The industry is worried over adverse impact of MP government’s financial woes on the forthcoming budget. The Madhya Pradesh government has taken a loan of more than Rs 6,000 crore in this fiscal year so far to tide over a liquidity crisis.
“The financial woes will definitely have an impact on this year’s state budget. The government is likely to curtail the tax concessions announced for setting up of big industrial units besides cutting down on subsidies,” Pithampur industry association president Gautam Kothari said.
As reported earlier in HT, the shortage of cash had forced the state finance department to issue a circular to various departments asking them not to incur expenditure above Rs 25 crore without its clearance. This cutoff limit has now been brought down to Rs 5 crore.

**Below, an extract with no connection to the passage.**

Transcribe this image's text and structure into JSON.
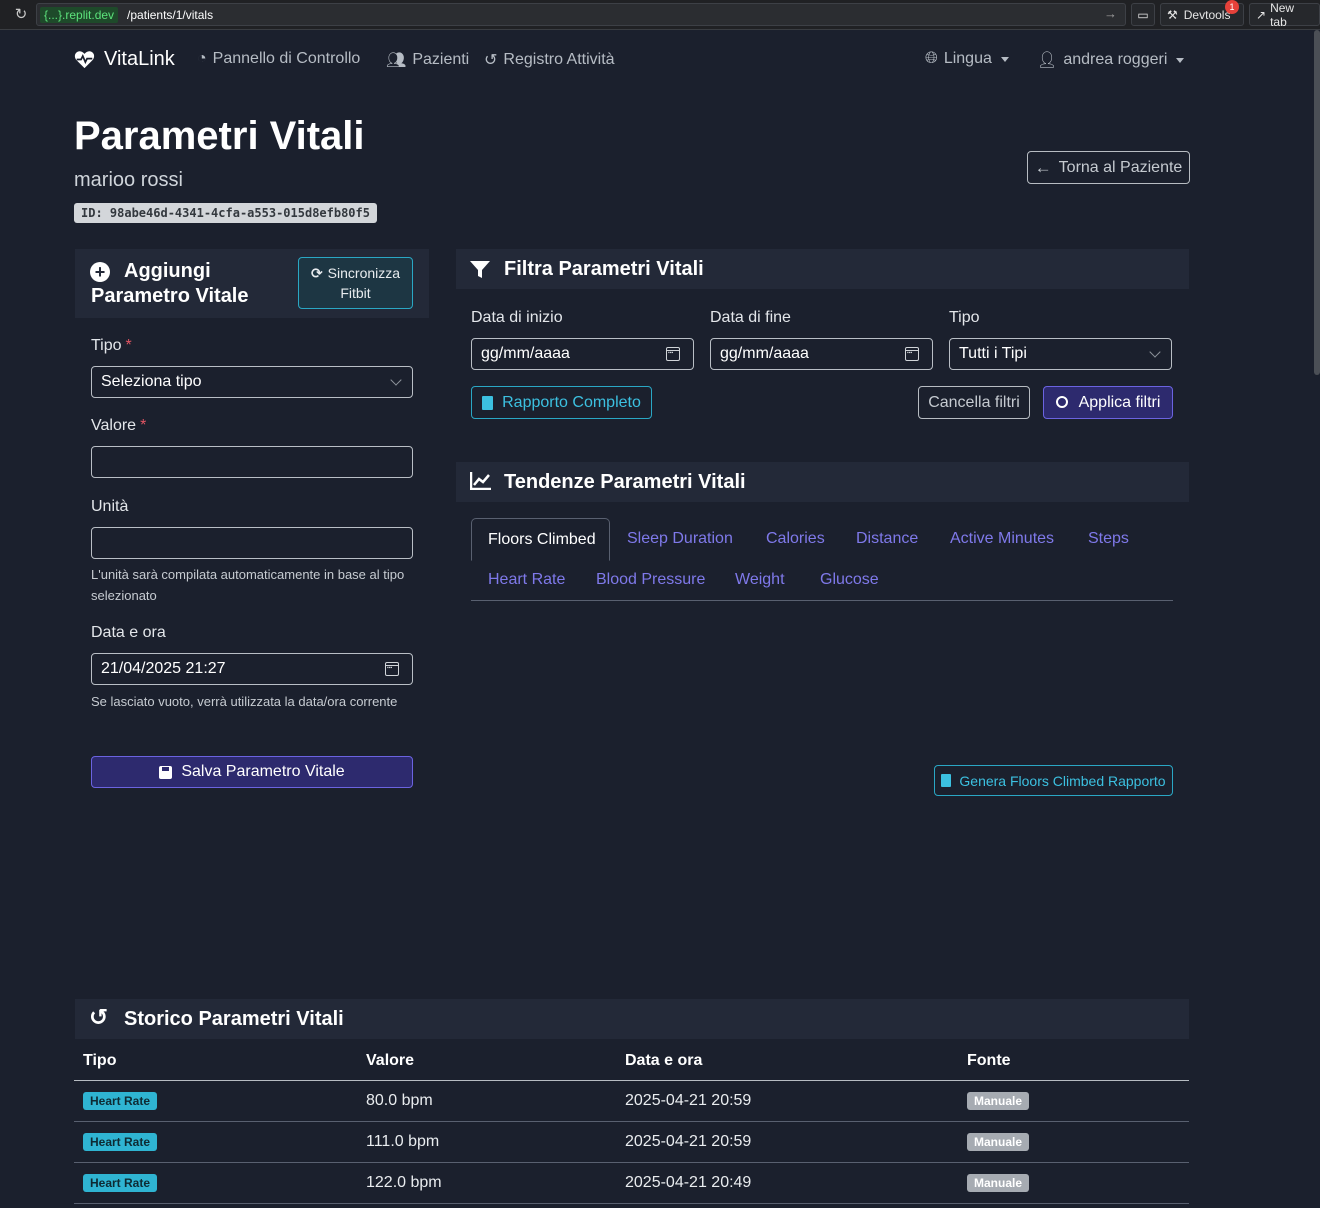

Another major impact would be restrictions on government purchases, mainly from the small scale sector.
"There is no crisis and nothing to be alarmed about," said an official in the finance department who did not want to be identified.
While the government is putting up a brave front, it is also keeping a hawk eye on the revenue collection.
The government recently hiked the VAT on petrol and diesel by 4% to shore up revenues. However, the move has been criticized by the industry.
“The VAT hike has led to an indirect increase in costs and is particularly harmful for exporters in the long run,” Kothari said.
The cash crunch was initially reported in September last year, just days before the Global Investors’ Summit in Indore. During a media interaction at that time, chief minister Shivraj Singh Chouhan had denied that the government was facing any cash crunch while refusing to elaborate on the subject.
The government also spent crores of rupees for organising the Global Investors Summit in October.
While it received investment proposals to the tune of Rs 5.89 lakh crore from the private sector, the money from lease of industrial land will arrive in tranches.
However, the government will have to spend a lot more for infrastructure development in the new industrial areas and will need to take more loans to fund the development projects.